£1.2 billion deficit and high vacancy rates in the NHS revealed
At the end of December, NHS providers in England reported a year-to-date deficit of £1,281 million.
NHS trusts are £1.2 billion in the red as they face increasing demand for services, new figures show.
At the end of December, NHS providers in England reported a year-to-date deficit of £1,281 million, which is £365 million worse than the £916 million planned deficit, according to NHS Improvement data.
Meanwhile, providers projected an end-of-year deficit of £931 million, which is £435 million worse than planned, the regulator said.
Its latest quarterly report also shows that A&E departments dealt with record numbers of patients between October and December, 5.6 million people visited A&E over the three-month period, which is a quarter of a million more than the same period last year.
Figures from the regulator also show a high vacancy numbers for NHS staff.
NHS Improvement said that there were 100,000 vacancies across England’s 234 acute, ambulance and mental health trusts.
Commenting on the data, Saffron Cordery, director of policy and strategy at NHS Providers, said: “These figures show how the NHS has been pushed to the limit. Despite working at full stretch with around 100,000 vacancies and a real risk of staff burnout, and despite treating 6% more emergency patients year on year in December, trusts can not close the gap between what they are being asked to deliver and the funding available.
“The figures confirm, once again, three key problems the whole NHS provider sector is facing, increases in demand for treatment continue to significantly outstrip increases in NHS funding; trust savings targets remain too ambitious; and there are serious ongoing workforce shortages.
“There is an increasing feeling amongst frontline trust leaders of ‘we cannot carry on like this’. The NHS has shown extraordinary resilience in sustaining performance in the midst of an unprecedented financial squeeze. We have managed to keep the show on the road. But the warning signs are now clear and in plain sight.
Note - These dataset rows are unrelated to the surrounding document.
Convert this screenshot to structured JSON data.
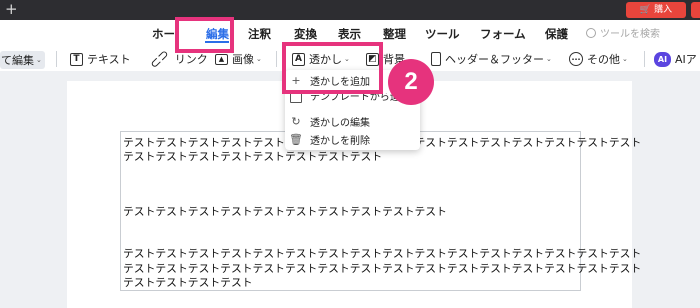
{
  "titlebar": {
    "new_tab_icon": "plus-icon",
    "buy_label": "購入",
    "buy_icon": "cart-icon",
    "buy_color": "#e8453c"
  },
  "menu": {
    "tabs": [
      {
        "label": "ホー"
      },
      {
        "label": "編集",
        "active": true
      },
      {
        "label": "注釈"
      },
      {
        "label": "変換"
      },
      {
        "label": "表示"
      },
      {
        "label": "整理"
      },
      {
        "label": "ツール"
      },
      {
        "label": "フォーム"
      },
      {
        "label": "保護"
      }
    ],
    "active_color": "#2b6ee8",
    "search_placeholder": "ツールを検索"
  },
  "toolbar": {
    "all_edit": "て編集",
    "text": "テキスト",
    "link": "リンク",
    "image": "画像",
    "watermark": "透かし",
    "background": "背景",
    "header_footer": "ヘッダー＆フッター",
    "more": "その他",
    "ai": "AIア",
    "ai_icon": "AI"
  },
  "dropdown": {
    "items": [
      {
        "label": "透かしを追加",
        "icon": "plus-icon"
      },
      {
        "label": "テンプレートから追加",
        "icon": "template-icon"
      },
      {
        "label": "透かしの編集",
        "icon": "refresh-icon"
      },
      {
        "label": "透かしを削除",
        "icon": "trash-icon"
      }
    ]
  },
  "document": {
    "lines": [
      "テストテストテストテストテストテストテストテストテストテストテストテストテストテストテストテスト",
      "テストテストテストテストテストテストテストテスト",
      "テストテストテストテストテストテストテストテストテストテスト",
      "テストテストテストテストテストテストテストテストテストテストテストテストテストテストテストテスト",
      "テストテストテストテストテストテストテストテストテストテストテストテストテストテストテストテスト",
      "テストテストテストテスト"
    ]
  },
  "annotation": {
    "step_number": "2",
    "highlight_color": "#e6337d"
  }
}
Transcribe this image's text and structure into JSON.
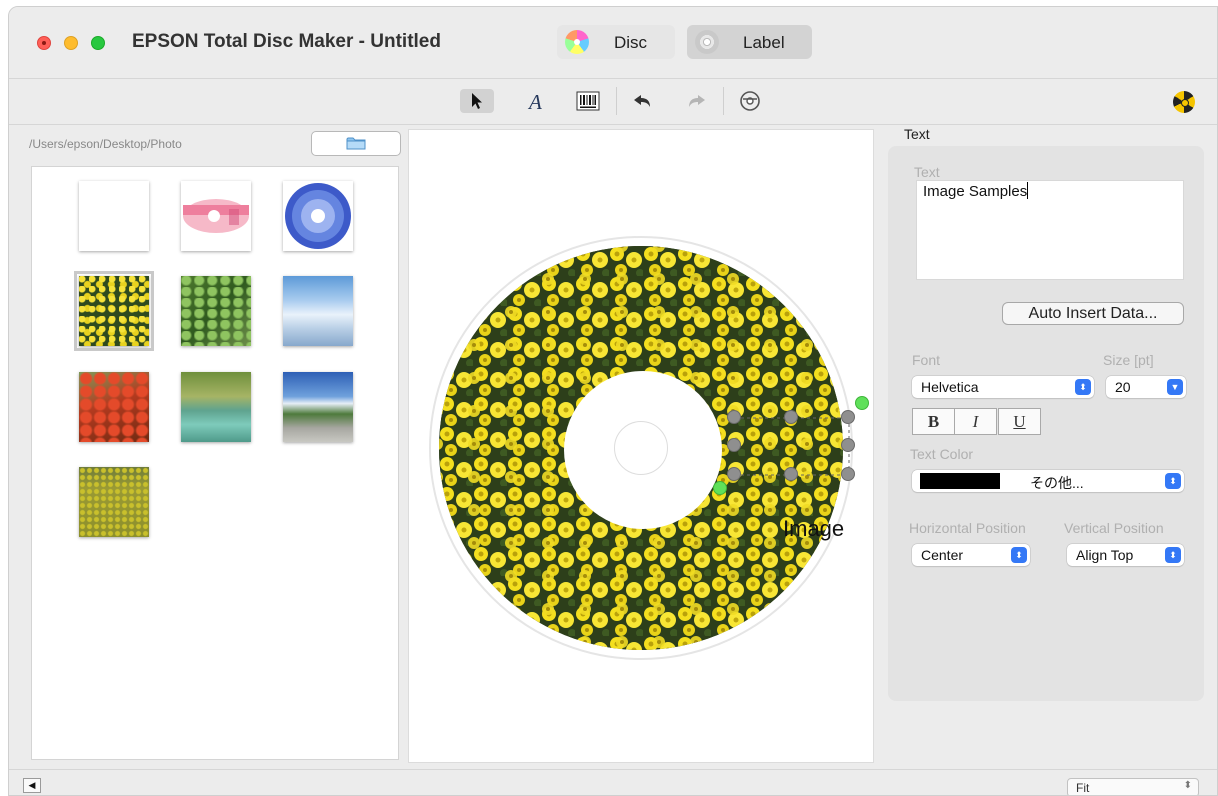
{
  "window": {
    "title": "EPSON Total Disc Maker - Untitled"
  },
  "mode_tabs": [
    {
      "label": "Disc",
      "selected": false
    },
    {
      "label": "Label",
      "selected": true
    }
  ],
  "toolbar": {
    "tools": [
      "select-arrow-icon",
      "text-tool-icon",
      "barcode-icon",
      "undo-icon",
      "redo-icon",
      "disc-view-icon"
    ],
    "selected_tool": "select-arrow-icon",
    "right_icon": "print-status-icon"
  },
  "browser": {
    "path": "/Users/epson/Desktop/Photo",
    "thumbnails": [
      {
        "name": "blank",
        "selected": false
      },
      {
        "name": "pink-disc-sample",
        "selected": false
      },
      {
        "name": "blue-disc-sample",
        "selected": false
      },
      {
        "name": "yellow-flowers",
        "selected": true
      },
      {
        "name": "green-moss",
        "selected": false
      },
      {
        "name": "sky-clouds",
        "selected": false
      },
      {
        "name": "autumn-red-leaves",
        "selected": false
      },
      {
        "name": "green-water",
        "selected": false
      },
      {
        "name": "mountains-sky",
        "selected": false
      },
      {
        "name": "yellow-field",
        "selected": false
      }
    ]
  },
  "canvas": {
    "selected_text": "Image"
  },
  "inspector": {
    "title": "Text",
    "text_label": "Text",
    "text_value": "Image Samples",
    "auto_insert_button": "Auto Insert Data...",
    "font_label": "Font",
    "font_value": "Helvetica",
    "size_label": "Size [pt]",
    "size_value": "20",
    "bold": "B",
    "italic": "I",
    "underline": "U",
    "color_label": "Text Color",
    "color_value": "その他...",
    "color_swatch": "#000000",
    "hpos_label": "Horizontal Position",
    "hpos_value": "Center",
    "vpos_label": "Vertical Position",
    "vpos_value": "Align Top"
  },
  "bottom": {
    "scroll_arrow": "◀",
    "zoom_value": "Fit"
  },
  "colors": {
    "accent": "#3478f6",
    "handle_gray": "#8f8f8f",
    "handle_green": "#5fe05a"
  }
}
The time to act is now.”
NHS Improvement said that the deficit is still not as high as it was in 2015/16 when it stood at £2.47 billion, officials said that the deficit had been reduced through a series of measures including cutting down on expensive agency staff, efficiency measures and “smarter” procurement.
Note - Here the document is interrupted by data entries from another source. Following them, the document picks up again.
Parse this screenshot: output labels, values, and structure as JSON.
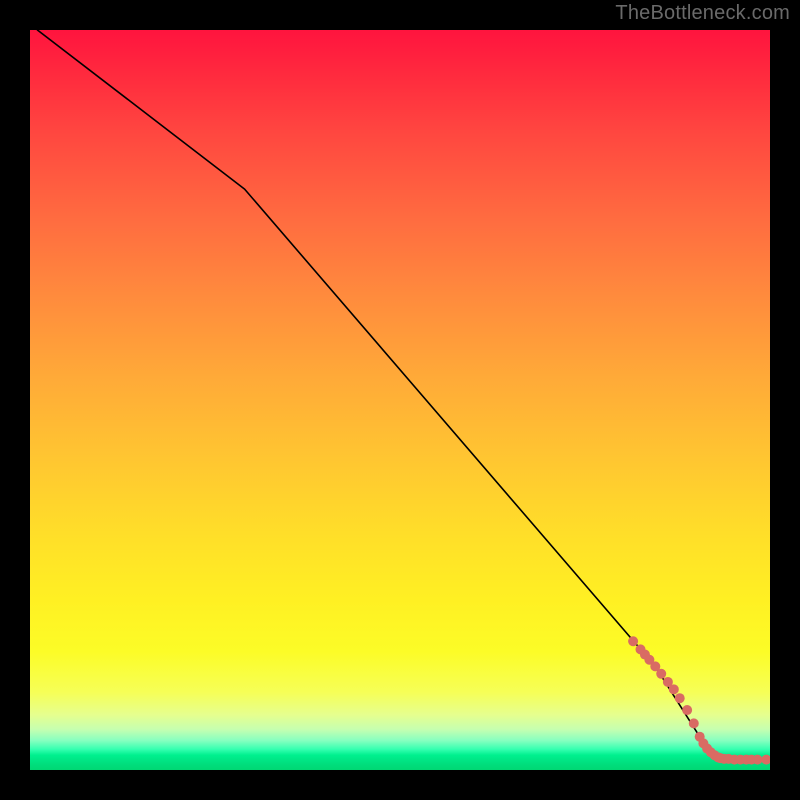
{
  "watermark_text": "TheBottleneck.com",
  "chart_data": {
    "type": "line",
    "title": "",
    "xlabel": "",
    "ylabel": "",
    "xlim": [
      0,
      100
    ],
    "ylim": [
      0,
      100
    ],
    "axes_visible": false,
    "grid": false,
    "background": "gradient-red-yellow-green-vertical",
    "series": [
      {
        "name": "curve",
        "stroke": "#000000",
        "points": [
          {
            "x": 1.0,
            "y": 100.0
          },
          {
            "x": 29.0,
            "y": 78.5
          },
          {
            "x": 84.5,
            "y": 14.0
          },
          {
            "x": 90.5,
            "y": 4.5
          },
          {
            "x": 92.5,
            "y": 2.2
          },
          {
            "x": 94.0,
            "y": 1.5
          },
          {
            "x": 100.0,
            "y": 1.4
          }
        ]
      }
    ],
    "markers": {
      "name": "points",
      "color": "#d96b63",
      "radius": 5,
      "data": [
        {
          "x": 81.5,
          "y": 17.4
        },
        {
          "x": 82.5,
          "y": 16.3
        },
        {
          "x": 83.1,
          "y": 15.6
        },
        {
          "x": 83.7,
          "y": 14.9
        },
        {
          "x": 84.5,
          "y": 14.0
        },
        {
          "x": 85.3,
          "y": 13.0
        },
        {
          "x": 86.2,
          "y": 11.9
        },
        {
          "x": 87.0,
          "y": 10.9
        },
        {
          "x": 87.8,
          "y": 9.7
        },
        {
          "x": 88.8,
          "y": 8.1
        },
        {
          "x": 89.7,
          "y": 6.3
        },
        {
          "x": 90.5,
          "y": 4.5
        },
        {
          "x": 91.0,
          "y": 3.6
        },
        {
          "x": 91.5,
          "y": 2.9
        },
        {
          "x": 92.0,
          "y": 2.4
        },
        {
          "x": 92.5,
          "y": 2.0
        },
        {
          "x": 93.0,
          "y": 1.7
        },
        {
          "x": 93.3,
          "y": 1.6
        },
        {
          "x": 93.8,
          "y": 1.5
        },
        {
          "x": 94.4,
          "y": 1.5
        },
        {
          "x": 95.2,
          "y": 1.4
        },
        {
          "x": 96.0,
          "y": 1.4
        },
        {
          "x": 96.8,
          "y": 1.4
        },
        {
          "x": 97.5,
          "y": 1.4
        },
        {
          "x": 98.3,
          "y": 1.4
        },
        {
          "x": 99.5,
          "y": 1.4
        }
      ]
    }
  }
}
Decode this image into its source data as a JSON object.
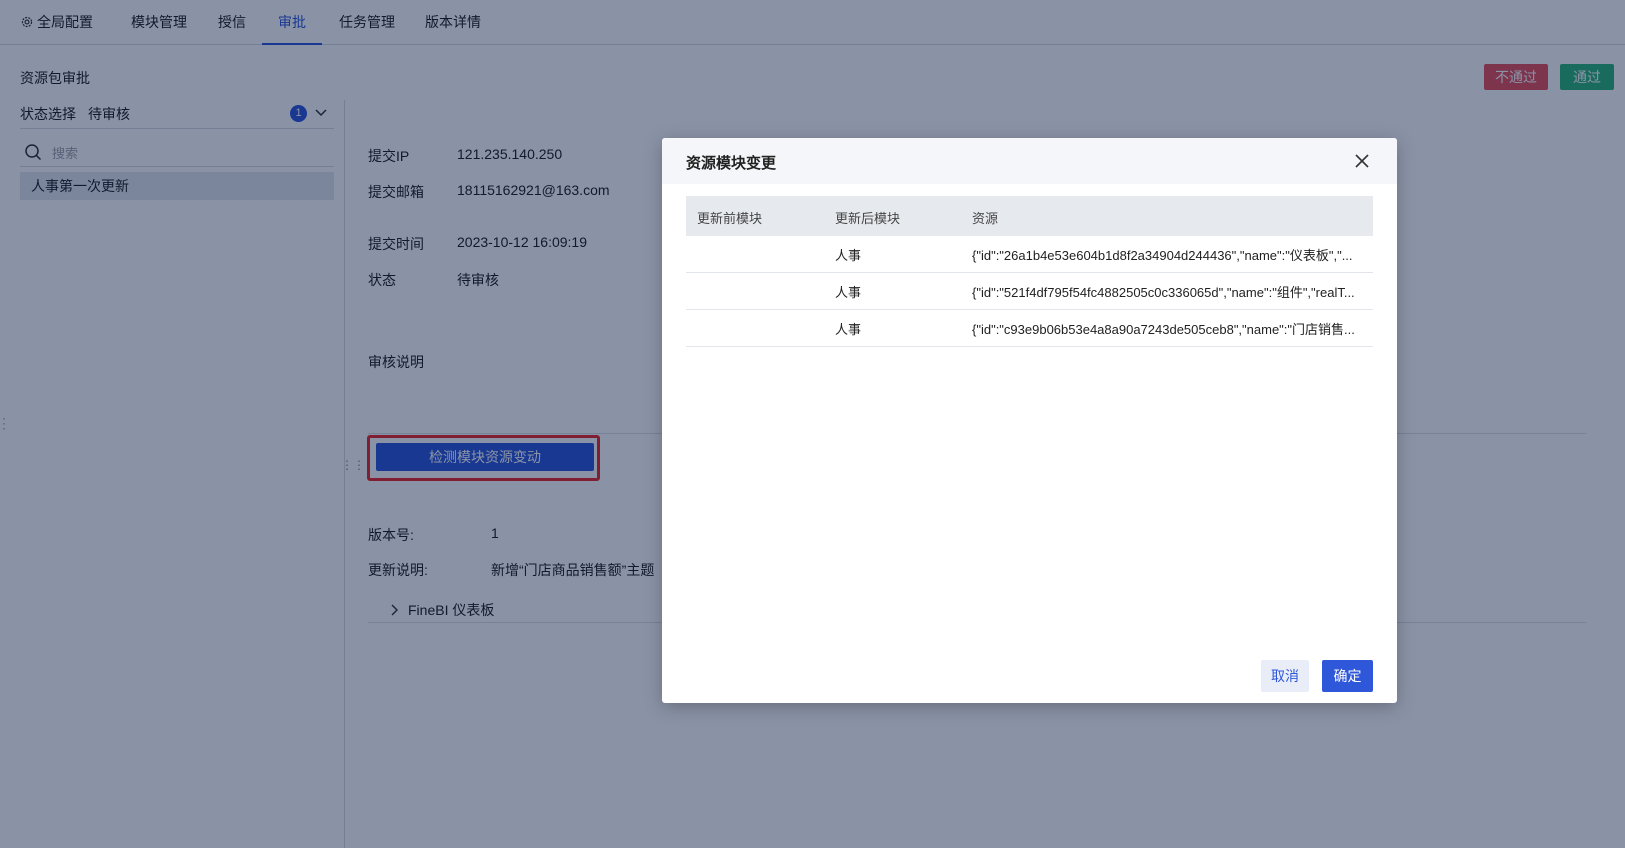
{
  "nav": {
    "global_config": "全局配置",
    "module_mgmt": "模块管理",
    "auth": "授信",
    "approval": "审批",
    "task_mgmt": "任务管理",
    "version_detail": "版本详情"
  },
  "header": {
    "title": "资源包审批",
    "reject_label": "不通过",
    "pass_label": "通过"
  },
  "sidebar": {
    "status_label": "状态选择",
    "status_value": "待审核",
    "status_count": "1",
    "search_placeholder": "搜索",
    "items": [
      {
        "label": "人事第一次更新"
      }
    ]
  },
  "details": {
    "ip_label": "提交IP",
    "ip_value": "121.235.140.250",
    "email_label": "提交邮箱",
    "email_value": "18115162921@163.com",
    "time_label": "提交时间",
    "time_value": "2023-10-12 16:09:19",
    "status_label": "状态",
    "status_value": "待审核",
    "note_label": "审核说明",
    "detect_button": "检测模块资源变动",
    "version_label": "版本号:",
    "version_value": "1",
    "update_note_label": "更新说明:",
    "update_note_value": "新增“门店商品销售额”主题",
    "section_title": "FineBI 仪表板"
  },
  "modal": {
    "title": "资源模块变更",
    "columns": [
      "更新前模块",
      "更新后模块",
      "资源"
    ],
    "rows": [
      {
        "before": "",
        "after": "人事",
        "resource": "{\"id\":\"26a1b4e53e604b1d8f2a34904d244436\",\"name\":\"仪表板\",\"..."
      },
      {
        "before": "",
        "after": "人事",
        "resource": "{\"id\":\"521f4df795f54fc4882505c0c336065d\",\"name\":\"组件\",\"realT..."
      },
      {
        "before": "",
        "after": "人事",
        "resource": "{\"id\":\"c93e9b06b53e4a8a90a7243de505ceb8\",\"name\":\"门店销售..."
      }
    ],
    "cancel_label": "取消",
    "ok_label": "确定"
  },
  "colors": {
    "primary": "#2f57d9",
    "danger": "#e8505b",
    "success": "#2fb57a",
    "highlight": "#ee2a2a"
  }
}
The regulator said that the majority of the financial decline against plan in the current year comes from a small number of trusts with larger than expected deficits.
Meanwhile it said that NHS providers had maintained A&E performance, with 89.5% of patients being seen within four hours, a similar rate to last year.
NHS Improvement chief executive Ian Dalton said: “Some providers appear to have managed the financial pressures better than others.
“We are working closely with those providers whose financial position has deteriorated seriously to ensure that they grip their problems while delivering the best possible care for their patients.”
Janet Davies, chief executive and general secretary of the Royal College of Nursing, said that the figures show the “parlous state of NHS finances” and “official figures on nurse shortages”.
The data show that nursing roles account for around a third of the vacancies across the health service.
A Department of Health and Social Care spokesperson said: “Despite the challenging winter months, the NHS has cared for record numbers of patients and fewer NHS trusts are expected to be in deficit at the end of this financial year.
“Whilst the NHS was prioritised in the recent Budget with an extra £2.8billion for the next two years, NHS trusts must now tighten their grip on finances.
“There are currently record numbers of staff working in the NHS and the vast majority of vacancies are filled by bank and agency staff so patient care is not compromised. We are supporting staff to improve work/life balance by working more flexibly and have announced the biggest ever expansion of training places for both doctors and nurses.”
Nigel Edwards, chief executive of the Nuffield Trust think tank, said the figures showed a “dangerous shortage of nurses, and a worrying picture for doctors”.
He added: “Shortages of nurses damage patient care and make working life harder for those who remain, potentially driving them away too.”